3.3.4. Object Detection

The PASCAL VOC 2007 and MS COCO datasets are in 20 and 80 object categories, respectively. The PASCAL VOC 2007 dataset has about 5k trainval images and 5k test images. We use the 5k trainval images and 5k test images for training and 5k test images for validation. The MS COCO dataset has 80k images for training, 40k for validation, and 20k for testing. We used the 80k training set plus a 35k validation subset for training and a 5k validation subset for validation. We adopt Faster-RCNN [28] as our detection method and evaluate the average precision (AP) for PASCAL VOC 2007 and MS COCO. Moreover, ResNet-101 and MFFNet-101 are used as our backbone networks.
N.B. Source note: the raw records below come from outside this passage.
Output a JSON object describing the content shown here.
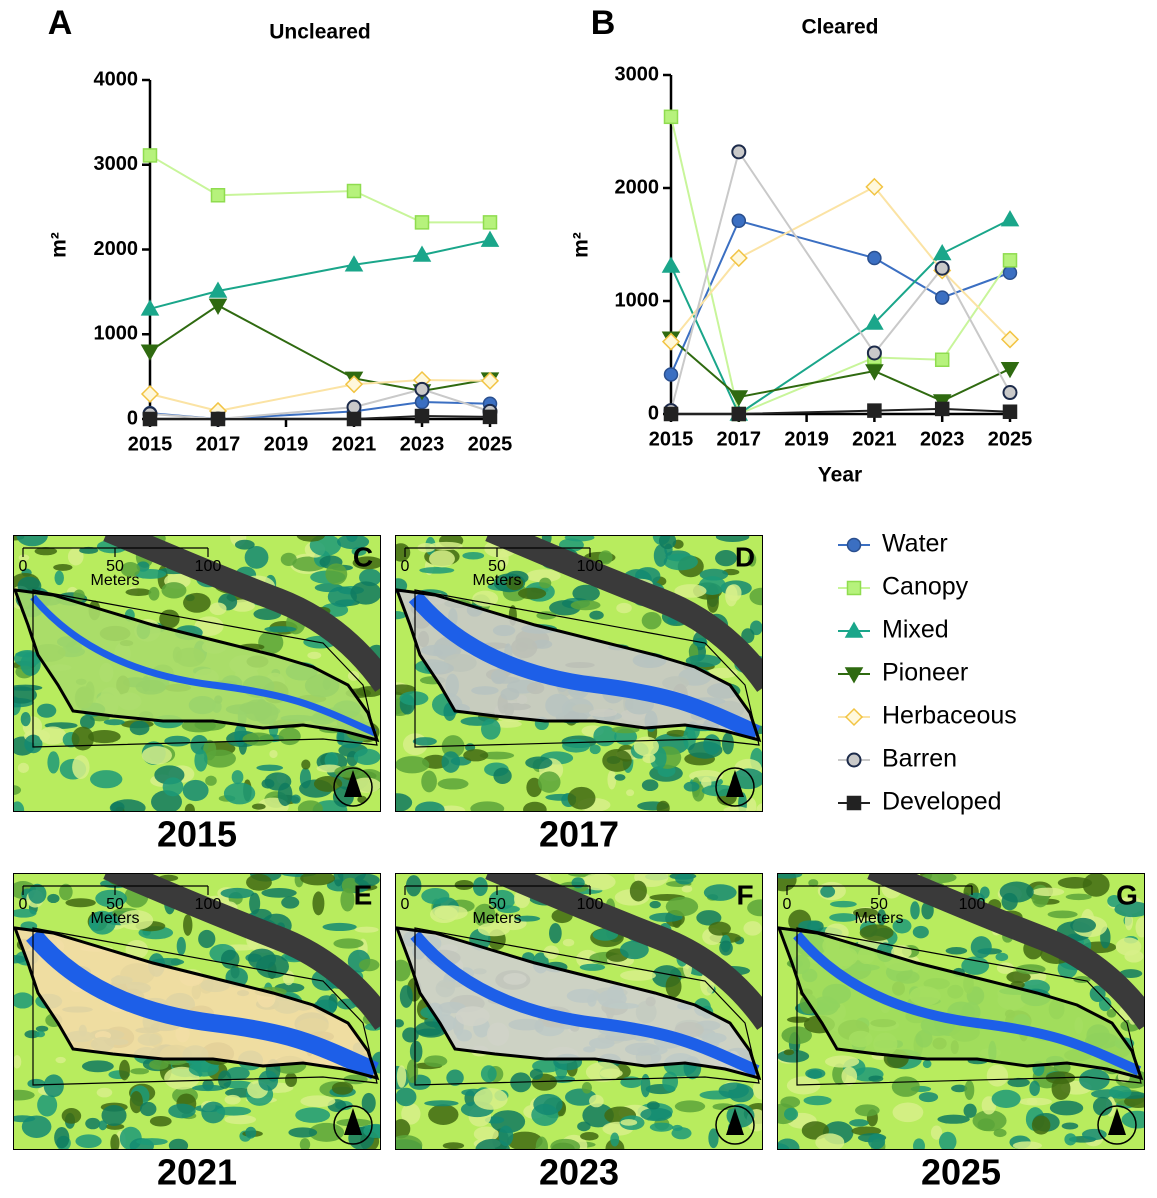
{
  "chart_data": [
    {
      "type": "line",
      "panel": "A",
      "title": "Uncleared",
      "ylabel": "m²",
      "x": [
        2015,
        2017,
        2021,
        2023,
        2025
      ],
      "xlim": [
        2015,
        2025
      ],
      "xticks": [
        2015,
        2017,
        2019,
        2021,
        2023,
        2025
      ],
      "ylim": [
        0,
        4000
      ],
      "yticks": [
        0,
        1000,
        2000,
        3000,
        4000
      ],
      "series": [
        {
          "name": "Water",
          "color": "#3b6fc2",
          "marker": "circle",
          "values": [
            70,
            0,
            90,
            200,
            180
          ]
        },
        {
          "name": "Canopy",
          "color": "#b6f27c",
          "marker": "square",
          "values": [
            3110,
            2640,
            2690,
            2320,
            2320
          ]
        },
        {
          "name": "Mixed",
          "color": "#1aa68a",
          "marker": "triangle",
          "values": [
            1300,
            1510,
            1820,
            1935,
            2110
          ]
        },
        {
          "name": "Pioneer",
          "color": "#2f6a10",
          "marker": "triangle-down",
          "values": [
            800,
            1340,
            480,
            330,
            470
          ]
        },
        {
          "name": "Herbaceous",
          "color": "#fbe3a4",
          "marker": "diamond",
          "values": [
            295,
            95,
            410,
            460,
            450
          ]
        },
        {
          "name": "Barren",
          "color": "#c9c9c9",
          "marker": "circle-outline",
          "values": [
            60,
            0,
            140,
            350,
            90
          ]
        },
        {
          "name": "Developed",
          "color": "#222222",
          "marker": "square",
          "values": [
            0,
            0,
            0,
            35,
            25
          ]
        }
      ]
    },
    {
      "type": "line",
      "panel": "B",
      "title": "Cleared",
      "ylabel": "m²",
      "xlabel": "Year",
      "x": [
        2015,
        2017,
        2021,
        2023,
        2025
      ],
      "xlim": [
        2015,
        2025
      ],
      "xticks": [
        2015,
        2017,
        2019,
        2021,
        2023,
        2025
      ],
      "ylim": [
        0,
        3000
      ],
      "yticks": [
        0,
        1000,
        2000,
        3000
      ],
      "series": [
        {
          "name": "Water",
          "color": "#3b6fc2",
          "marker": "circle",
          "values": [
            350,
            1710,
            1380,
            1030,
            1250
          ]
        },
        {
          "name": "Canopy",
          "color": "#b6f27c",
          "marker": "square",
          "values": [
            2630,
            0,
            500,
            480,
            1360
          ]
        },
        {
          "name": "Mixed",
          "color": "#1aa68a",
          "marker": "triangle",
          "values": [
            1310,
            0,
            805,
            1420,
            1720
          ]
        },
        {
          "name": "Pioneer",
          "color": "#2f6a10",
          "marker": "triangle-down",
          "values": [
            670,
            150,
            380,
            115,
            400
          ]
        },
        {
          "name": "Herbaceous",
          "color": "#fbe3a4",
          "marker": "diamond",
          "values": [
            640,
            1380,
            2010,
            1270,
            660
          ]
        },
        {
          "name": "Barren",
          "color": "#c9c9c9",
          "marker": "circle-outline",
          "values": [
            30,
            2320,
            540,
            1290,
            190
          ]
        },
        {
          "name": "Developed",
          "color": "#222222",
          "marker": "square",
          "values": [
            0,
            0,
            30,
            45,
            20
          ]
        }
      ]
    }
  ],
  "maps": [
    {
      "panel": "C",
      "year": "2015"
    },
    {
      "panel": "D",
      "year": "2017"
    },
    {
      "panel": "E",
      "year": "2021"
    },
    {
      "panel": "F",
      "year": "2023"
    },
    {
      "panel": "G",
      "year": "2025"
    }
  ],
  "scale": {
    "ticks": [
      "0",
      "50",
      "100"
    ],
    "unit": "Meters"
  }
}
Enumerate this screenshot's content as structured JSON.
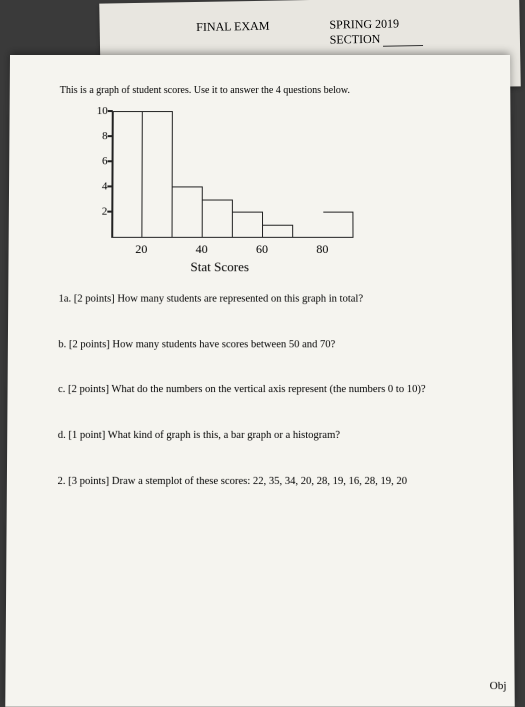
{
  "back_paper": {
    "left_text": "FINAL EXAM",
    "right_top": "SPRING 2019",
    "right_bottom": "SECTION"
  },
  "instruction": "This is a graph of student scores. Use it to answer the 4 questions below.",
  "chart": {
    "type": "histogram",
    "title": "Stat Scores",
    "ylim": [
      0,
      10
    ],
    "y_ticks": [
      2,
      4,
      6,
      8,
      10
    ],
    "x_ticks": [
      20,
      40,
      60,
      80
    ],
    "bar_width_units": 10,
    "x_range": [
      10,
      90
    ],
    "bars": [
      {
        "x_start": 10,
        "height": 10
      },
      {
        "x_start": 20,
        "height": 10
      },
      {
        "x_start": 30,
        "height": 4
      },
      {
        "x_start": 40,
        "height": 3
      },
      {
        "x_start": 50,
        "height": 2
      },
      {
        "x_start": 60,
        "height": 1
      },
      {
        "x_start": 70,
        "height": 0
      },
      {
        "x_start": 80,
        "height": 2
      }
    ],
    "axis_color": "#222222",
    "bar_border_color": "#222222",
    "background_color": "#f5f4ef",
    "label_fontsize": 12
  },
  "questions": {
    "q1a": "1a. [2 points] How many students are represented on this graph in total?",
    "q1b": "b. [2 points] How many students have scores between 50 and 70?",
    "q1c": "c. [2 points] What do the numbers on the vertical axis represent (the numbers 0 to 10)?",
    "q1d": "d. [1 point] What kind of graph is this, a bar graph or a histogram?",
    "q2": "2. [3 points] Draw a stemplot of these scores: 22, 35, 34, 20, 28, 19, 16, 28, 19, 20"
  },
  "corner": "Obj"
}
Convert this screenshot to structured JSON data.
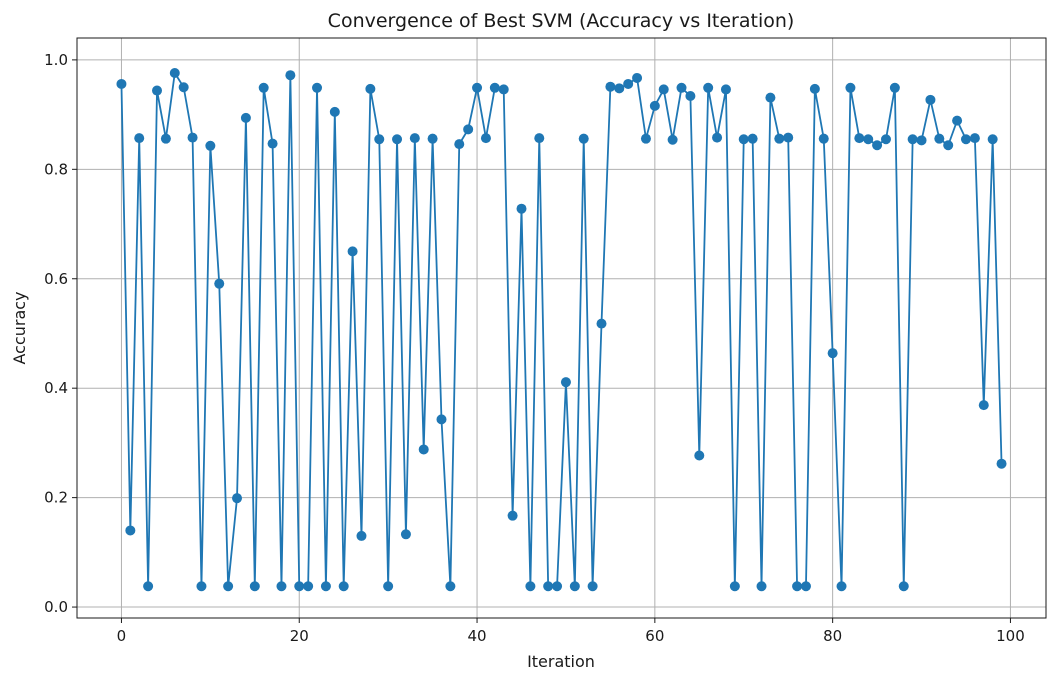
{
  "chart_data": {
    "type": "line",
    "title": "Convergence of Best SVM (Accuracy vs Iteration)",
    "xlabel": "Iteration",
    "ylabel": "Accuracy",
    "xlim": [
      -5,
      104
    ],
    "ylim": [
      -0.02,
      1.04
    ],
    "xticks": [
      0,
      20,
      40,
      60,
      80,
      100
    ],
    "yticks": [
      0.0,
      0.2,
      0.4,
      0.6,
      0.8,
      1.0
    ],
    "xtick_labels": [
      "0",
      "20",
      "40",
      "60",
      "80",
      "100"
    ],
    "ytick_labels": [
      "0.0",
      "0.2",
      "0.4",
      "0.6",
      "0.8",
      "1.0"
    ],
    "grid": true,
    "marker": "circle",
    "line_color": "#1f77b4",
    "series": [
      {
        "x": [
          0,
          1,
          2,
          3,
          4,
          5,
          6,
          7,
          8,
          9,
          10,
          11,
          12,
          13,
          14,
          15,
          16,
          17,
          18,
          19,
          20,
          21,
          22,
          23,
          24,
          25,
          26,
          27,
          28,
          29,
          30,
          31,
          32,
          33,
          34,
          35,
          36,
          37,
          38,
          39,
          40,
          41,
          42,
          43,
          44,
          45,
          46,
          47,
          48,
          49,
          50,
          51,
          52,
          53,
          54,
          55,
          56,
          57,
          58,
          59,
          60,
          61,
          62,
          63,
          64,
          65,
          66,
          67,
          68,
          69,
          70,
          71,
          72,
          73,
          74,
          75,
          76,
          77,
          78,
          79,
          80,
          81,
          82,
          83,
          84,
          85,
          86,
          87,
          88,
          89,
          90,
          91,
          92,
          93,
          94,
          95,
          96,
          97,
          98,
          99
        ],
        "y": [
          0.956,
          0.14,
          0.857,
          0.038,
          0.944,
          0.856,
          0.976,
          0.95,
          0.858,
          0.038,
          0.843,
          0.591,
          0.038,
          0.199,
          0.894,
          0.038,
          0.949,
          0.847,
          0.038,
          0.972,
          0.038,
          0.038,
          0.949,
          0.038,
          0.905,
          0.038,
          0.65,
          0.13,
          0.947,
          0.855,
          0.038,
          0.855,
          0.133,
          0.857,
          0.288,
          0.856,
          0.343,
          0.038,
          0.846,
          0.873,
          0.949,
          0.857,
          0.949,
          0.946,
          0.167,
          0.728,
          0.038,
          0.857,
          0.038,
          0.038,
          0.411,
          0.038,
          0.856,
          0.038,
          0.518,
          0.951,
          0.948,
          0.956,
          0.967,
          0.856,
          0.916,
          0.946,
          0.854,
          0.949,
          0.934,
          0.277,
          0.949,
          0.858,
          0.946,
          0.038,
          0.855,
          0.856,
          0.038,
          0.931,
          0.856,
          0.858,
          0.038,
          0.038,
          0.947,
          0.856,
          0.464,
          0.038,
          0.949,
          0.857,
          0.855,
          0.844,
          0.855,
          0.949,
          0.038,
          0.855,
          0.853,
          0.927,
          0.856,
          0.844,
          0.889,
          0.855,
          0.857,
          0.369,
          0.855,
          0.262
        ]
      }
    ]
  }
}
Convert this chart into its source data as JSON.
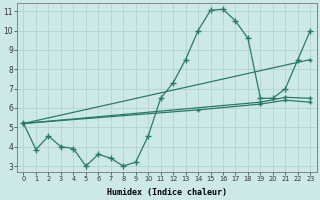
{
  "xlabel": "Humidex (Indice chaleur)",
  "bg_color": "#cce8e8",
  "grid_color": "#b8d4d4",
  "line_color": "#2a7a6a",
  "xlim": [
    -0.5,
    23.5
  ],
  "ylim": [
    2.7,
    11.4
  ],
  "yticks": [
    3,
    4,
    5,
    6,
    7,
    8,
    9,
    10,
    11
  ],
  "xticks": [
    0,
    1,
    2,
    3,
    4,
    5,
    6,
    7,
    8,
    9,
    10,
    11,
    12,
    13,
    14,
    15,
    16,
    17,
    18,
    19,
    20,
    21,
    22,
    23
  ],
  "line1_x": [
    0,
    1,
    2,
    3,
    4,
    5,
    6,
    7,
    8,
    9,
    10,
    11,
    12,
    13,
    14,
    15,
    16,
    17,
    18,
    19,
    20,
    21,
    22,
    23
  ],
  "line1_y": [
    5.2,
    3.85,
    4.55,
    4.0,
    3.9,
    3.0,
    3.6,
    3.4,
    3.0,
    3.2,
    4.55,
    6.5,
    7.3,
    8.5,
    10.0,
    11.05,
    11.1,
    10.5,
    9.6,
    6.5,
    6.5,
    7.0,
    8.5,
    10.0
  ],
  "line2_x": [
    0,
    23
  ],
  "line2_y": [
    5.2,
    8.5
  ],
  "line3_x": [
    0,
    19,
    21,
    23
  ],
  "line3_y": [
    5.2,
    6.3,
    6.55,
    6.5
  ],
  "line4_x": [
    0,
    14,
    19,
    21,
    23
  ],
  "line4_y": [
    5.2,
    5.9,
    6.2,
    6.4,
    6.3
  ]
}
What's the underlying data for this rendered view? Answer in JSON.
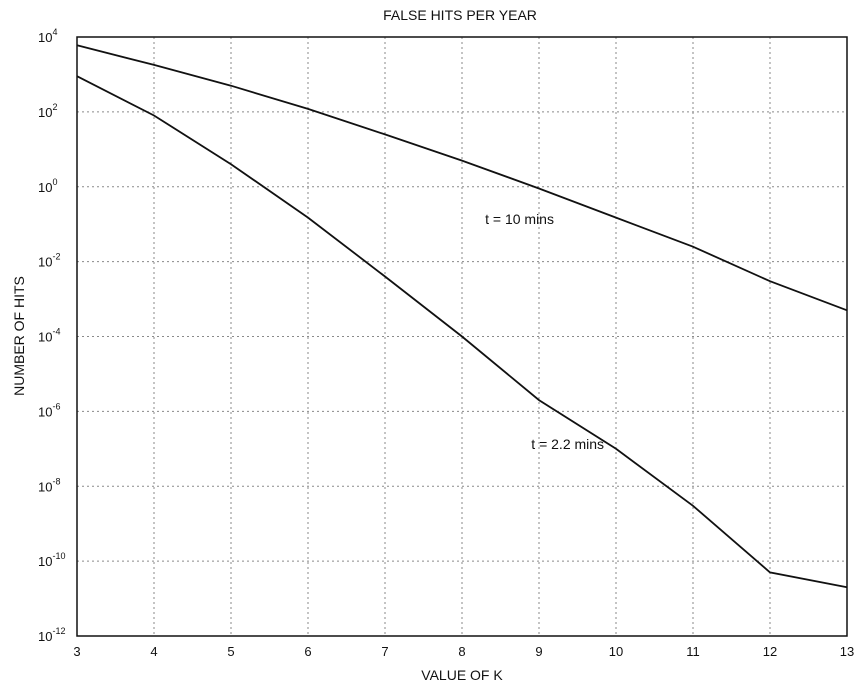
{
  "chart_data": {
    "type": "line",
    "title": "FALSE HITS PER YEAR",
    "xlabel": "VALUE OF K",
    "ylabel": "NUMBER OF HITS",
    "xlim": [
      3,
      13
    ],
    "ylim": [
      1e-12,
      10000.0
    ],
    "yscale": "log",
    "grid": true,
    "x_ticks": [
      "3",
      "4",
      "5",
      "6",
      "7",
      "8",
      "9",
      "10",
      "11",
      "12",
      "13"
    ],
    "y_ticks": [
      {
        "base": "10",
        "exp": "4"
      },
      {
        "base": "10",
        "exp": "2"
      },
      {
        "base": "10",
        "exp": "0"
      },
      {
        "base": "10",
        "exp": "-2"
      },
      {
        "base": "10",
        "exp": "-4"
      },
      {
        "base": "10",
        "exp": "-6"
      },
      {
        "base": "10",
        "exp": "-8"
      },
      {
        "base": "10",
        "exp": "-10"
      },
      {
        "base": "10",
        "exp": "-12"
      }
    ],
    "series": [
      {
        "name": "t = 10 mins",
        "x": [
          3,
          4,
          5,
          6,
          7,
          8,
          9,
          10,
          11,
          12,
          13
        ],
        "y": [
          6000,
          1800,
          500,
          120,
          25,
          5,
          0.9,
          0.15,
          0.025,
          0.003,
          0.0005
        ]
      },
      {
        "name": "t = 2.2 mins",
        "x": [
          3,
          4,
          5,
          6,
          7,
          8,
          9,
          10,
          11,
          12,
          13
        ],
        "y": [
          900,
          80,
          4,
          0.15,
          0.004,
          0.0001,
          2e-06,
          1e-07,
          3e-09,
          5e-11,
          2e-11
        ]
      }
    ]
  }
}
On the PASCAL VOC 2007 dataset, MFFNet-101 outperforms ResNet-101 by 1.4% on AP. On the MS COCO dataset, we improve ResNet-101 by 1.3%. Table 7 shows that MFFNet-101 has a little longer inference latency than ResNet-101 but is more accurate. For instance, on the PASCAL VOC 2007 dataset, we improve the ResNet-101 baseline by 1.4% for AP for only 1.6 ms of additional inference latency. On the MS COCO dataset, MFFNet-101 has an AP of 26.9%, which is 1.3% higher than the ResNet-101 baseline of 25.6% for only 3.2 ms of additional inference latency. These results demonstrate the general performance improvement of using MFF modules in object detection. Figure 9 shows detection examples generated by our proposed MFFNet-100 as backbone networks on UAV123 dataset. It can be seen that our method is able to detect target objects successfully regardless of their shapes, sizes, orientations, and appearances.

4. Conclusions

To address the multiscale recognition problem in the UAV visual perception, this paper establishes a new convolutional network architecture (MFFNet). In MFFNet, the MFF module is designed by employing multiple atrous convolutions at different rates with feature-selective learning ability. The MFF module is implemented via three operations: split module (SM), multiscale branch module (MBM), and fusion module (FM). In addition, MFF module can selectively generate channel-wise feature responses by emphasizing channel-wise dependencies. We further explore the effect of atrous rate on the multiscale representation ability of CNNs. Image classification results on CIFAR-100 and Tiny ImageNet datasets demonstrate that our proposed method achieves very competitive results on various benchmarks. Grad-CAM visualization results demonstrate that the MFFNet-based CAM results tend to focus on the whole object more than other baseline networks. That is, the MFFNet has a stronger multiscale representation ability, which can achieve better recognition accuracy in the UAV. Experimental results on PASCAL VOC 2007, MS COCO, and UAV123 datasets show that our proposed method achieves consistent performance gains in object detection, which is beneficial to expanding the application of UAV. We will further explore the effect of multiscale representation on image recognition results in future work.

Data Availability

The detailed mechanism model and model parameters of MFFNet are given in the article. The results are computed on the PyCharm software with the model and given parameters, while the relevant results are also given in the article.

Conflicts of Interest

The authors declare no conflicts of interest.

Acknowledgments

This work was supported by the National Major Science and Technology Projects of China (Grant no. 2019ZX04026001).